Re: Thanks sooo much Tracey
Hey Tracey,
Thanks so much for the information...it really helps me feel that it's not just me going completely overboard. Yep I definitely know that I need to change things, I've known that for a while. But now I think it's got to that point where I have no option but to change. It's far more painful staying the way I am...I must embrace change. For me it's about sexuality, ego, desire to help others, ability to express my souls purpose. This is all sacral chakra stuff and it's just so intense right now. I literally wake up at 4 or 5 in the morning full of fire! So indeed it is about disciplined change and restructuring. Half of me just wants to go awol and let off steam and the other half is saying to take it slowly. I need to find an outlet for this energy because it keeps going back into me- which ain't too good.
Right now I'm feeling mega sensitive- I had some spiritual healing on Friday and so much stuff is coming up...definitely feel as if I'm having a healing crisis.I used some rose quartz last night and I think it brought up even more stuff. Ahhh I just feel horrible...I want to cry and cry and cry. I wish I could give you a hug right now :)
One of the things I've wanted to incorporate into my life is Reiki- not to charge anyone, but just to help people.

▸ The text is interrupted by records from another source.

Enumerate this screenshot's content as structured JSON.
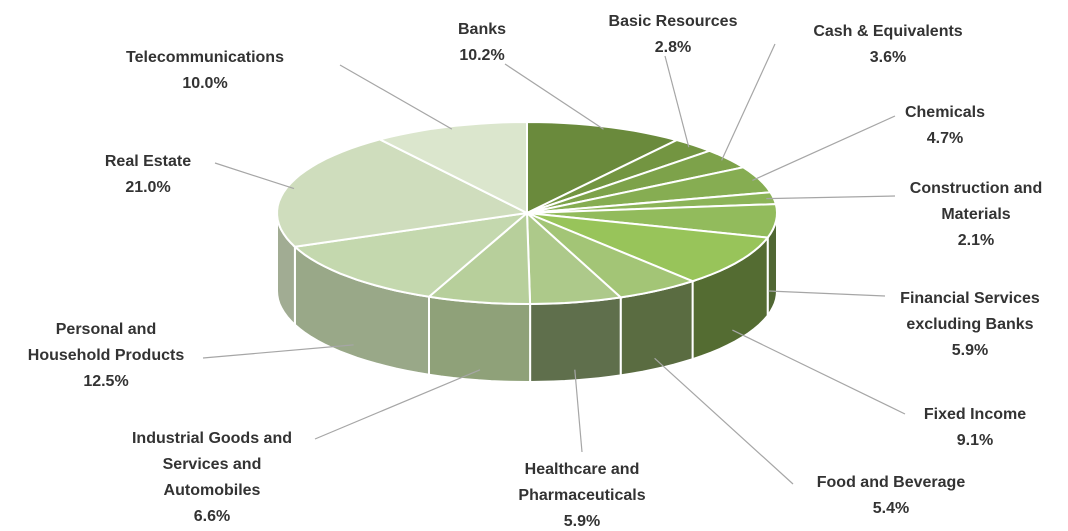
{
  "chart_data": {
    "type": "pie",
    "title": "",
    "slices": [
      {
        "label": "Banks",
        "value": 10.2,
        "value_label": "10.2%",
        "color": "#6a8a3c"
      },
      {
        "label": "Basic Resources",
        "value": 2.8,
        "value_label": "2.8%",
        "color": "#739541"
      },
      {
        "label": "Cash &  Equivalents",
        "value": 3.6,
        "value_label": "3.6%",
        "color": "#7da24a"
      },
      {
        "label": "Chemicals",
        "value": 4.7,
        "value_label": "4.7%",
        "color": "#86ad52"
      },
      {
        "label": "Construction and Materials",
        "label_lines": [
          "Construction and",
          "Materials"
        ],
        "value": 2.1,
        "value_label": "2.1%",
        "color": "#8cb458"
      },
      {
        "label": "Financial Services excluding Banks",
        "label_lines": [
          "Financial Services",
          "excluding Banks"
        ],
        "value": 5.9,
        "value_label": "5.9%",
        "color": "#92bb5c"
      },
      {
        "label": "Fixed Income",
        "value": 9.1,
        "value_label": "9.1%",
        "color": "#98c45a"
      },
      {
        "label": "Food and Beverage",
        "value": 5.4,
        "value_label": "5.4%",
        "color": "#a3c576"
      },
      {
        "label": "Healthcare and Pharmaceuticals",
        "label_lines": [
          "Healthcare and",
          "Pharmaceuticals"
        ],
        "value": 5.9,
        "value_label": "5.9%",
        "color": "#adc98a"
      },
      {
        "label": "Industrial Goods and Services and Automobiles",
        "label_lines": [
          "Industrial Goods and",
          "Services and",
          "Automobiles"
        ],
        "value": 6.6,
        "value_label": "6.6%",
        "color": "#b7cf9b"
      },
      {
        "label": "Personal and Household Products",
        "label_lines": [
          "Personal and",
          "Household Products"
        ],
        "value": 12.5,
        "value_label": "12.5%",
        "color": "#c4d8ae"
      },
      {
        "label": "Real Estate",
        "value": 21.0,
        "value_label": "21.0%",
        "color": "#cfddbd"
      },
      {
        "label": "Telecommunications",
        "value": 10.0,
        "value_label": "10.0%",
        "color": "#dbe6cd"
      }
    ],
    "legend": "none",
    "style": "3d-pie"
  }
}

Somehow I felt that I need to be 'sorted' before I can treat. I think this is an old voice coming up, as even when someone might be feeling unwell they can still transmit energy. After all it is universal energy and we are only channels, not direct healers in this respect.
Looking over what I just wrote, I realise there are lots of 'I's.
I hope things are getting better for you and your october flows smoothly. How have you been finding things?